Leaked Chinese police data is giving Uyghurs answers about missing family members
For years, this dystopian system of governance has been a reality in China’s far western Xinjiang region, where authorities have built a vast surveillance apparatus designed to detain, monitor and silence its population of Uyghurs and other ethnic minorities.
Now, the scale of that system is being exposed as a major leak of Chinese police documents enters a new phase.
The giant cache of files has been made accessible to the public by a new online search tool that enables people to discover what details the Chinese state has about their loved ones in Xinjiang, according to a report published by the CNN.
A smaller subset of this data — known as the Xinjiang Police Files — was published last May. Further examination of the files then revealed their full extent, uncovering approximately 830,000 individuals across 11,477 documents and thousands of photographs.
The police files were hacked and leaked by an anonymous individual, then obtained by Adrian Zenz, a director of China Studies at the Victims of Communism Memorial Foundation, a US-based non-profit.
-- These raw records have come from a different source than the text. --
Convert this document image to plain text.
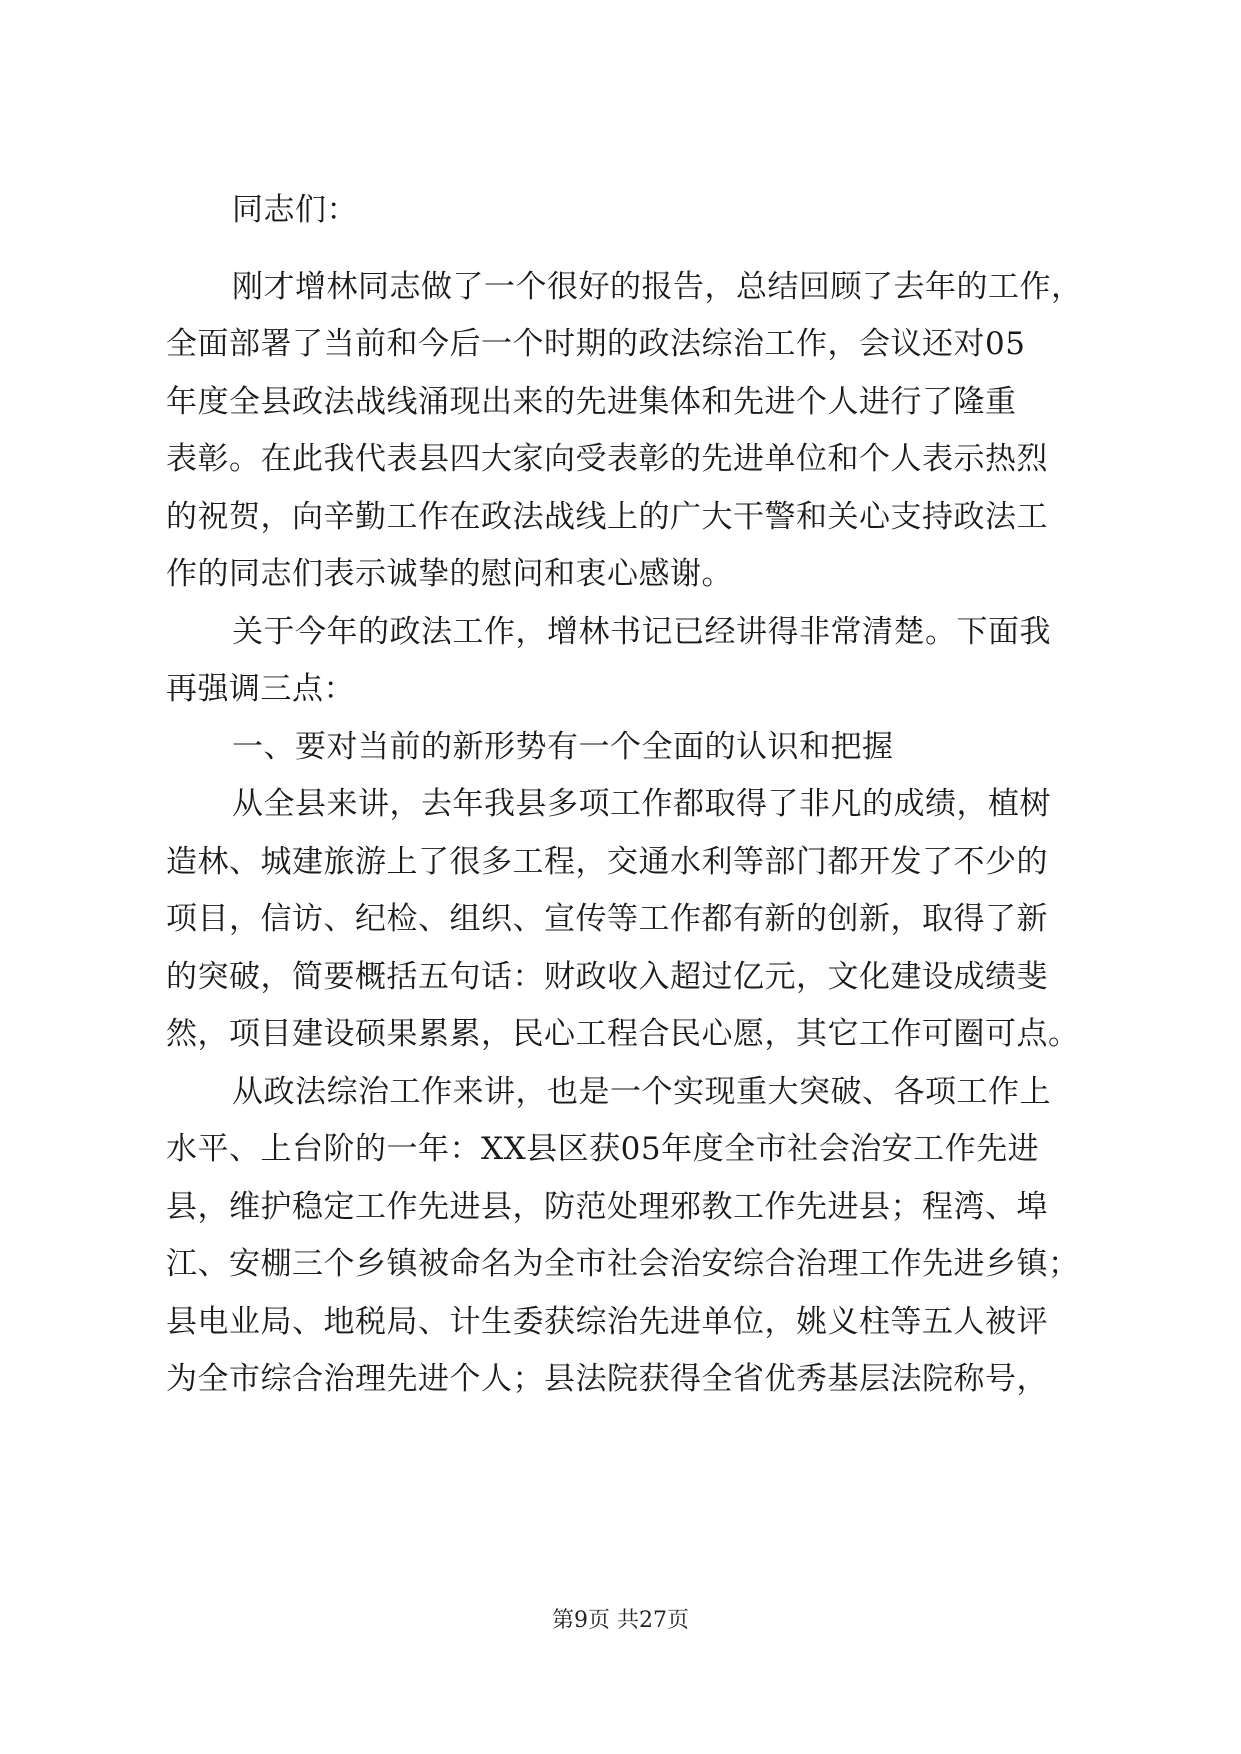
同志们：
刚才增林同志做了一个很好的报告，总结回顾了去年的工作，
全面部署了当前和今后一个时期的政法综治工作，会议还对05
年度全县政法战线涌现出来的先进集体和先进个人进行了隆重
表彰。在此我代表县四大家向受表彰的先进单位和个人表示热烈
的祝贺，向辛勤工作在政法战线上的广大干警和关心支持政法工
作的同志们表示诚挚的慰问和衷心感谢。
关于今年的政法工作，增林书记已经讲得非常清楚。下面我
再强调三点：
一、要对当前的新形势有一个全面的认识和把握
从全县来讲，去年我县多项工作都取得了非凡的成绩，植树
造林、城建旅游上了很多工程，交通水利等部门都开发了不少的
项目，信访、纪检、组织、宣传等工作都有新的创新，取得了新
的突破，简要概括五句话：财政收入超过亿元，文化建设成绩斐
然，项目建设硕果累累，民心工程合民心愿，其它工作可圈可点。
从政法综治工作来讲，也是一个实现重大突破、各项工作上
水平、上台阶的一年：XX县区获05年度全市社会治安工作先进
县，维护稳定工作先进县，防范处理邪教工作先进县；程湾、埠
江、安棚三个乡镇被命名为全市社会治安综合治理工作先进乡镇；
县电业局、地税局、计生委获综治先进单位，姚义柱等五人被评
为全市综合治理先进个人；县法院获得全省优秀基层法院称号，
第9页 共27页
Zenz and his team spent months developing the search tool, which they hope will empower the Uyghur diaspora with concrete information about their relatives, after years of separation and silence.
The new website represents the largest data set ever made publicly available on Xinjiang. It allows people to search for hundreds of thousands of individuals in the raw files, using their Chinese ID card numbers.
The US government and UN estimated that up to two million Uyghurs and other ethnic minorities were detained in a giant network of internment camps, described by the Chinese government as “vocational training centers” designed to combat extremism.